Related to Verkorte werkweek

  • Arbeidsduur en werktijden 1. De arbeidsduur volgens dienstrooster bedraagt op jaarbasis gemiddeld 37,5 uur per week. Voor werknemers werkzaam in roosters, zoals bedoeld in protocol 1, bedraagt de gemiddelde jaarlijkse arbeidsduur 36 uur per week. Voor werknemers werkzaam in roosters zoals bedoeld in protocol 2 bedraagt de gemiddelde arbeidsduur 33,6 uur per week, verdeeld over 7 dagen per week, op jaarbasis. a) De werktijden volgens dienstrooster liggen voor de werknemers in dagdienst tussen 07.00 uur en 18.00 uur op de eerste 5 werkdagen van de week. b) De werktijden volgens dienstrooster liggen voor de werknemers in 2-ploegendienst als regel tussen 04.00 uur en 24.00 uur, behoudens in geval met een dag- respectievelijk ochtend- en nachtdienst wordt gewerkt. c) De werktijden volgens dienstrooster voor de werknemers in 3-ploegendienst worden zodanig vastgesteld, dat tussen het einde en het begin van de dienstroosters een ononderbroken rustperiode van tenminste 36 uur bestaat, waarvan 24 uur op zondag, die geacht wordt te lopen van 00.00 uur - 24.00 uur. d) Werknemers kunnen in geval van gewetensbezwaren de werkgever verzoeken om vrijgesteld te worden van de verplichting om roostermatig zondagsarbeid te verrichten.
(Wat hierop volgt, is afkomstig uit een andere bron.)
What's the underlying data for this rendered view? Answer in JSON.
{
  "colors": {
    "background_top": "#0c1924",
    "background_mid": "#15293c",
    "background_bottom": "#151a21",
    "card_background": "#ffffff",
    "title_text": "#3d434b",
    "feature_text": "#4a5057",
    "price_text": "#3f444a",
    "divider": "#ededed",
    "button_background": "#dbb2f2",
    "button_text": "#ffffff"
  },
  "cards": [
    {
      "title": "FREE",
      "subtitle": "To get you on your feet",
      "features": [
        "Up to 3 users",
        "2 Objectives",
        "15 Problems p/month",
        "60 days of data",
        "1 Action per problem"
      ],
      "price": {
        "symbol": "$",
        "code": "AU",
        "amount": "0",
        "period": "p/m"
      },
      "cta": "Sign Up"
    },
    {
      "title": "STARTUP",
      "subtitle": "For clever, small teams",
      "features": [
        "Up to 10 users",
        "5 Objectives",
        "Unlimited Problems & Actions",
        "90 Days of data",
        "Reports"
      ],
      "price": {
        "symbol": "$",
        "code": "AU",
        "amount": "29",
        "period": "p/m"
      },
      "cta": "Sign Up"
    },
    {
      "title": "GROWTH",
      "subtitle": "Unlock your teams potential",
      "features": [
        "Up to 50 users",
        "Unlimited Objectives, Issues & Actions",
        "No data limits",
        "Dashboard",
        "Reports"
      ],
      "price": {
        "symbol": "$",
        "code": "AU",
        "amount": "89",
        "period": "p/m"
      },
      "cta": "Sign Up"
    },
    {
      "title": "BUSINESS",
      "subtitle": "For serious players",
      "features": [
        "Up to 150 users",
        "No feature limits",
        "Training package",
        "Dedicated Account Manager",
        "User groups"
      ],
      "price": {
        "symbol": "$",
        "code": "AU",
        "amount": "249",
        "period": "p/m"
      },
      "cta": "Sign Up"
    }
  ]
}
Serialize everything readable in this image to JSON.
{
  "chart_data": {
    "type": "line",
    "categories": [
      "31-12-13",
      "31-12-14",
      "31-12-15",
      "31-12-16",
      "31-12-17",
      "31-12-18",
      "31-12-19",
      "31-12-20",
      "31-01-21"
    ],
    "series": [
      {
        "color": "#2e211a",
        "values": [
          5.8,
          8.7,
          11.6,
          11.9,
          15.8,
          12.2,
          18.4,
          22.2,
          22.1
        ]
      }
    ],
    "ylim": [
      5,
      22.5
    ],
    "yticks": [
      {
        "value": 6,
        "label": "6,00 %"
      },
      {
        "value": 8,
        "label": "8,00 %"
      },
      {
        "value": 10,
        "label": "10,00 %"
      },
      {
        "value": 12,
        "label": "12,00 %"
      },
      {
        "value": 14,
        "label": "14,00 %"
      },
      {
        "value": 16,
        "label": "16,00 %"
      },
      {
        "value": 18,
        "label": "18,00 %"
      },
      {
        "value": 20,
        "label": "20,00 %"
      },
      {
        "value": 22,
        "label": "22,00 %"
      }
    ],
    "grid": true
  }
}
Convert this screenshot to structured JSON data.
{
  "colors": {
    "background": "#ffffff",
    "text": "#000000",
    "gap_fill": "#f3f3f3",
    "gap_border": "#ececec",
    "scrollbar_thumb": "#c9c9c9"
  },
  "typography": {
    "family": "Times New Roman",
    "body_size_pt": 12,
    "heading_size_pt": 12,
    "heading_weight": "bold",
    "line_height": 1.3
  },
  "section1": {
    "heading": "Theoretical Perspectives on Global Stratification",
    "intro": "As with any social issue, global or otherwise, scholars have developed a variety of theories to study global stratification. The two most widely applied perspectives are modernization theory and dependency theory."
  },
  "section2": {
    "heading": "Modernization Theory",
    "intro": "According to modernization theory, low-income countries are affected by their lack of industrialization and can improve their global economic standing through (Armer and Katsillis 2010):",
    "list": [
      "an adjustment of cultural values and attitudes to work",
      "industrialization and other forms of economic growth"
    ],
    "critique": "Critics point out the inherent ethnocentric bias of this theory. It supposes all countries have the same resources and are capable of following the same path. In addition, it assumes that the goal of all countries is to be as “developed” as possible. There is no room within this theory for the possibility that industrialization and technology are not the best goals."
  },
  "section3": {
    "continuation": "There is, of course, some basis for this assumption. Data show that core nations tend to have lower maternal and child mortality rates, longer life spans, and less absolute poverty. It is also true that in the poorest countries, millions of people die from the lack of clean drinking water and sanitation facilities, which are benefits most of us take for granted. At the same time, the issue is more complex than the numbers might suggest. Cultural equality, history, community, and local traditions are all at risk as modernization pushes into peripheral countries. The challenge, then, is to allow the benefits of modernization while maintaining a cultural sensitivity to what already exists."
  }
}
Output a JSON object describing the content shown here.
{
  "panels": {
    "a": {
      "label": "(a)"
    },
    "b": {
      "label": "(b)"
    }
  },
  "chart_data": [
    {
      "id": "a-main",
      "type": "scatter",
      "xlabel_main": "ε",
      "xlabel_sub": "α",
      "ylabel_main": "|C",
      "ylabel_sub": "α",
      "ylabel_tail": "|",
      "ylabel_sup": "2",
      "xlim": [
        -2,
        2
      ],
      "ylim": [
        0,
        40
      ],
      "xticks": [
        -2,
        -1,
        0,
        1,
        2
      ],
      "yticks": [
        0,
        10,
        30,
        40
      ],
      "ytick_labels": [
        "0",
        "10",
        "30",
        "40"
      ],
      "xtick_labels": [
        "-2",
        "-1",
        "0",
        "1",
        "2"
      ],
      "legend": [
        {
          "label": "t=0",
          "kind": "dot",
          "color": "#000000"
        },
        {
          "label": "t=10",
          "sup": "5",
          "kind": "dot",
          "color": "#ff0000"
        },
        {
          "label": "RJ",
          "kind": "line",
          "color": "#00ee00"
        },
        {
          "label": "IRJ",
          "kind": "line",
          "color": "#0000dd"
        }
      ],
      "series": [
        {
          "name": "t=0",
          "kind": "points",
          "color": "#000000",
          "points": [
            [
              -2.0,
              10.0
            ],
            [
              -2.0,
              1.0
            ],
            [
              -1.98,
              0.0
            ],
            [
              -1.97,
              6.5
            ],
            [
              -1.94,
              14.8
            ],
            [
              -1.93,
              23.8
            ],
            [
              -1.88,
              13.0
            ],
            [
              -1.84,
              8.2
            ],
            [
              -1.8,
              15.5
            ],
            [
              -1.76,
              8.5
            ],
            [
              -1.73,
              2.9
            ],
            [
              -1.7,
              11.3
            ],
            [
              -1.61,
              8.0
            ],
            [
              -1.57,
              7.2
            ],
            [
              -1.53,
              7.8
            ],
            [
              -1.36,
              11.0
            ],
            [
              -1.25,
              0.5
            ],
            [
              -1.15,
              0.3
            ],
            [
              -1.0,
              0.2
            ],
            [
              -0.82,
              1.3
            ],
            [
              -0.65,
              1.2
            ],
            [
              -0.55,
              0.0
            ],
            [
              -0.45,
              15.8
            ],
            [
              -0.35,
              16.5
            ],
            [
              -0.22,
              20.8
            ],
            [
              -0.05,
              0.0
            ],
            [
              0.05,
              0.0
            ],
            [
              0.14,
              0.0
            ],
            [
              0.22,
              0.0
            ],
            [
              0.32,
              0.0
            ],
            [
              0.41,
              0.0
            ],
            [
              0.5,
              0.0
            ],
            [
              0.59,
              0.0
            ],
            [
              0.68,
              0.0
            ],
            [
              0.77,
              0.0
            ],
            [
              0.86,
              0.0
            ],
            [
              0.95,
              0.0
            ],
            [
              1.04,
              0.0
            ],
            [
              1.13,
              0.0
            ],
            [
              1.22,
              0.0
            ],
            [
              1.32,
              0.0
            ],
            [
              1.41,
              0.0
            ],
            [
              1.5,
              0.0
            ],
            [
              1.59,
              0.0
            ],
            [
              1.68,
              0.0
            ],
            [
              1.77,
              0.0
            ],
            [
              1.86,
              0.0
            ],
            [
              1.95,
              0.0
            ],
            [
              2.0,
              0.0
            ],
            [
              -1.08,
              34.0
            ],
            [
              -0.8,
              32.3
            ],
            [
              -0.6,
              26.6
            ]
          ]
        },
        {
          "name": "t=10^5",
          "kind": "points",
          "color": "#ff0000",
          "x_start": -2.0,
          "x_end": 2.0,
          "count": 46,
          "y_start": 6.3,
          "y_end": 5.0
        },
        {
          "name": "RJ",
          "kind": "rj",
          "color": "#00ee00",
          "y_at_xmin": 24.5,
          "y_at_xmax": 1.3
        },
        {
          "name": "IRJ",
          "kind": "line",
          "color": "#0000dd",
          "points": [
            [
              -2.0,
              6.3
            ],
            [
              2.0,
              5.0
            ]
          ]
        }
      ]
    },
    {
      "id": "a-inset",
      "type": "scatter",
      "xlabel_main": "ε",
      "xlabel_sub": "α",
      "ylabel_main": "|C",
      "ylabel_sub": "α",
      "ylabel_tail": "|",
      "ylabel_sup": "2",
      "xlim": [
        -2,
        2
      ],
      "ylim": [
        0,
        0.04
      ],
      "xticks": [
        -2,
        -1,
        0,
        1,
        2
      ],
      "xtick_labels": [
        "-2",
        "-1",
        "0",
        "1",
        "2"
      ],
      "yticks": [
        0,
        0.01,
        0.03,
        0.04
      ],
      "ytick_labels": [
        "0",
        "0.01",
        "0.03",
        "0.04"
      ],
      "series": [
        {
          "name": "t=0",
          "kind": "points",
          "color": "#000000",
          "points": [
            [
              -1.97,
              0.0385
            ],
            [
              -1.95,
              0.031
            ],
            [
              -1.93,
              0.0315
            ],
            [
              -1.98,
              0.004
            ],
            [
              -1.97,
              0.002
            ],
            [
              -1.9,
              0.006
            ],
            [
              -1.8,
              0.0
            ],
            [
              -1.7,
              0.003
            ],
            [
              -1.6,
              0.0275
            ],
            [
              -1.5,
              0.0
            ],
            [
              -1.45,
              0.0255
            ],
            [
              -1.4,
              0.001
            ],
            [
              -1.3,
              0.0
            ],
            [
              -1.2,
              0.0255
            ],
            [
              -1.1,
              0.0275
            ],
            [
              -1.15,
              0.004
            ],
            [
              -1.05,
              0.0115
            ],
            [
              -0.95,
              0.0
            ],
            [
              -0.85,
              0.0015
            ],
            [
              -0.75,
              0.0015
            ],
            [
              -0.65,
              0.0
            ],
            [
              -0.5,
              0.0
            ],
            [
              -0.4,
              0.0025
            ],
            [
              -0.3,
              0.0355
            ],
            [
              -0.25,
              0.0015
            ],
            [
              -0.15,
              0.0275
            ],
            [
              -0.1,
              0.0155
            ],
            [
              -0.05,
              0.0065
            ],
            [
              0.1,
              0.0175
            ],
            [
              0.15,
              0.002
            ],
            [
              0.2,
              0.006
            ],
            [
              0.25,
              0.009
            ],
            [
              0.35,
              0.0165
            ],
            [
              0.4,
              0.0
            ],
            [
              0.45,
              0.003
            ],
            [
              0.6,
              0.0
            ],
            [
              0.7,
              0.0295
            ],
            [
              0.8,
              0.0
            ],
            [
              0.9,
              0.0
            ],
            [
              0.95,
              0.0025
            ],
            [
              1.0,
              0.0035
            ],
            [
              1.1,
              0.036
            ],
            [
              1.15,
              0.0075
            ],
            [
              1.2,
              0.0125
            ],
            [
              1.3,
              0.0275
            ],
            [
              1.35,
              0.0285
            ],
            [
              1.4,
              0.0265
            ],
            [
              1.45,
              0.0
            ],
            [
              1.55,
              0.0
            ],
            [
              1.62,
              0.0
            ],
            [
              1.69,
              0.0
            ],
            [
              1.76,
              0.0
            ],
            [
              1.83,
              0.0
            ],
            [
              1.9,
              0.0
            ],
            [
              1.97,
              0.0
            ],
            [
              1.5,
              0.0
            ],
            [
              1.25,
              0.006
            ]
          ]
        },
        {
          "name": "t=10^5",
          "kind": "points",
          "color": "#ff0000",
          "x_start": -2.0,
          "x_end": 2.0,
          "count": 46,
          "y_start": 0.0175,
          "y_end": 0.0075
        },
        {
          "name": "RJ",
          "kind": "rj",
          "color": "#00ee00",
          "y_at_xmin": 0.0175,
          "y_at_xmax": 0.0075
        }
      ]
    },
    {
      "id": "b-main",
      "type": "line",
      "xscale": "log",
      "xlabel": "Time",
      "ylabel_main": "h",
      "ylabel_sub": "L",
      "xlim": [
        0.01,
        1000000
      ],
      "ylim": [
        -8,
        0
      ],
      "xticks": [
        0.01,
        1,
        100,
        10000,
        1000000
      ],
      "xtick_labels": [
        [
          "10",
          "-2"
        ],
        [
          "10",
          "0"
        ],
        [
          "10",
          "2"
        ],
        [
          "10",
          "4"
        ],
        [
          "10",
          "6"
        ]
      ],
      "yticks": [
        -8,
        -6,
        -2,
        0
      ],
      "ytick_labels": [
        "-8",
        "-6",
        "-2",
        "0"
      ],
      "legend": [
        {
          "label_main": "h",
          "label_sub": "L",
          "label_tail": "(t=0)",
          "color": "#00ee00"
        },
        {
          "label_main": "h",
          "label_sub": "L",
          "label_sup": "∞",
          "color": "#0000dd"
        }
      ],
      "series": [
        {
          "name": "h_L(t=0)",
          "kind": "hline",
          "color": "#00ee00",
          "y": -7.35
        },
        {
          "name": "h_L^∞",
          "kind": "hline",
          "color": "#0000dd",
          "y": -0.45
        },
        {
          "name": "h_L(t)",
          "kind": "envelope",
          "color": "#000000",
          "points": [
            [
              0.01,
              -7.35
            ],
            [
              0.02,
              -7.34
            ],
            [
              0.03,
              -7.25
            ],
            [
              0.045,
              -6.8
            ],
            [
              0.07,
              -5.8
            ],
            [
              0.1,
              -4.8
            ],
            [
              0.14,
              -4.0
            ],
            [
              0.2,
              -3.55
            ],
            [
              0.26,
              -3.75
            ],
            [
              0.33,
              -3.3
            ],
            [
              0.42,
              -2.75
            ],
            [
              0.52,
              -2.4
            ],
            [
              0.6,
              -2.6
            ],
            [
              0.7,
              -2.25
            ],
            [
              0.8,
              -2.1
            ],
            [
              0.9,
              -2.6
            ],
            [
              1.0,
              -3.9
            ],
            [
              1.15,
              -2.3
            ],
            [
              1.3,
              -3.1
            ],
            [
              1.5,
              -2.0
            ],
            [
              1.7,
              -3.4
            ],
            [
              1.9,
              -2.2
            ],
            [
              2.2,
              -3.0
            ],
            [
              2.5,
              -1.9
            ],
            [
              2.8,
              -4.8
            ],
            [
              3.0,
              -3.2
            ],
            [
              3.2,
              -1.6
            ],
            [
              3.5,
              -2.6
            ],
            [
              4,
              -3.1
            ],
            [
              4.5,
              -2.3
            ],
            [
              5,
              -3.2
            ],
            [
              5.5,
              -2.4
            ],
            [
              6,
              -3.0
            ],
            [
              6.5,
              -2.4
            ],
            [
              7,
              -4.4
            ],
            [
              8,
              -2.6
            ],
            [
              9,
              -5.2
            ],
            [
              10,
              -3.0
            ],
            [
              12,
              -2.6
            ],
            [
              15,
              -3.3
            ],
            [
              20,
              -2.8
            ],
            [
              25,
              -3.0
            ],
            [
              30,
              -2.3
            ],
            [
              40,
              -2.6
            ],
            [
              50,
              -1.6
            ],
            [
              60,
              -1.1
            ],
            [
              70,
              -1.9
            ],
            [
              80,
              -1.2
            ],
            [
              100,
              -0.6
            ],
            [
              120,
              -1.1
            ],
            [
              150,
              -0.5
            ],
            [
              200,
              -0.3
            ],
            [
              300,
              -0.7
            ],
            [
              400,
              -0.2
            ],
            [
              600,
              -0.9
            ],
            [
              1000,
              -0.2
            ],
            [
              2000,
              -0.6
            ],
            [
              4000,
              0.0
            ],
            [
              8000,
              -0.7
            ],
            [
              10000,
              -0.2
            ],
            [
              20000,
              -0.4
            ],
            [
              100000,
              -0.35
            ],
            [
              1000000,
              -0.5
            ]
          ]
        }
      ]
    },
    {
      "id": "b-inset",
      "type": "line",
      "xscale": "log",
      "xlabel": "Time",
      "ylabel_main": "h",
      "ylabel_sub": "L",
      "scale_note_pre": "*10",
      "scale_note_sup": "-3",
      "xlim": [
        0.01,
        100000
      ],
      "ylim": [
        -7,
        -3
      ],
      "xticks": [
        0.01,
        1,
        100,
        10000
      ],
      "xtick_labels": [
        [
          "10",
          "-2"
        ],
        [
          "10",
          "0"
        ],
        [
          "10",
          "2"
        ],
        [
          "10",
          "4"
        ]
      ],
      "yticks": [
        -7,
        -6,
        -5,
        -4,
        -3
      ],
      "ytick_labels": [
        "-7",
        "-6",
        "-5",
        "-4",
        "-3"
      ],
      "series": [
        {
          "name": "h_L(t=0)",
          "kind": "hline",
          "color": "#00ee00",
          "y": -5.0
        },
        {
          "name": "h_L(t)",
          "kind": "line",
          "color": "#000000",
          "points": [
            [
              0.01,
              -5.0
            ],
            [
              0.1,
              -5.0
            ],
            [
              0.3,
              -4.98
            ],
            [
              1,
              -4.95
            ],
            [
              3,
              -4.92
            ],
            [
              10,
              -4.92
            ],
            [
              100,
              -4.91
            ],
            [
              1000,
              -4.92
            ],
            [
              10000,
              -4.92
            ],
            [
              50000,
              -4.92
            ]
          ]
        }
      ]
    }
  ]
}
Werkgever zal in dat geval de werknemer niet verplichten tot het verrichten van genoemde zondagsarbeid, doch een ander tijdstip bepalen waarop deze arbeid wordt verricht. a) Een dienstrooster mag niet in strijd zijn met de bestaande wetgeving en het in dit artikel bepaalde. b) De werkgever zal, indien daarbij meer dan negen werknemers zijn betrokken, niet tot invoering van een andere werktijdenregeling overgaan dan in overleg met de vakbonden, onverminderd de bevoegdheid van de OR hierover overleg te plegen met de werkgever. c) Indien de nieuwe werktijdenregeling echter tot gevolg heeft dat arbeid op een zondag moet worden verricht, zal de werkgever overleg plegen met de vakbonden. 4. De werkgever kan voor chauffeurs, portiers, bewakingspersoneel en voor werknemers werkzaam in de energiediensten een regeling vaststellen die afwijkt van hetgeen in dit artikel en in artikel 10 is bepaald. In dat geval zal zij dit doen in overleg met de vakbonden. 5. De in lid 1 bedoelde gemiddelde arbeidstijd wordt geëffectueerd overeenkomstig de in bijlage 4 nader vastgestelde bepalingen.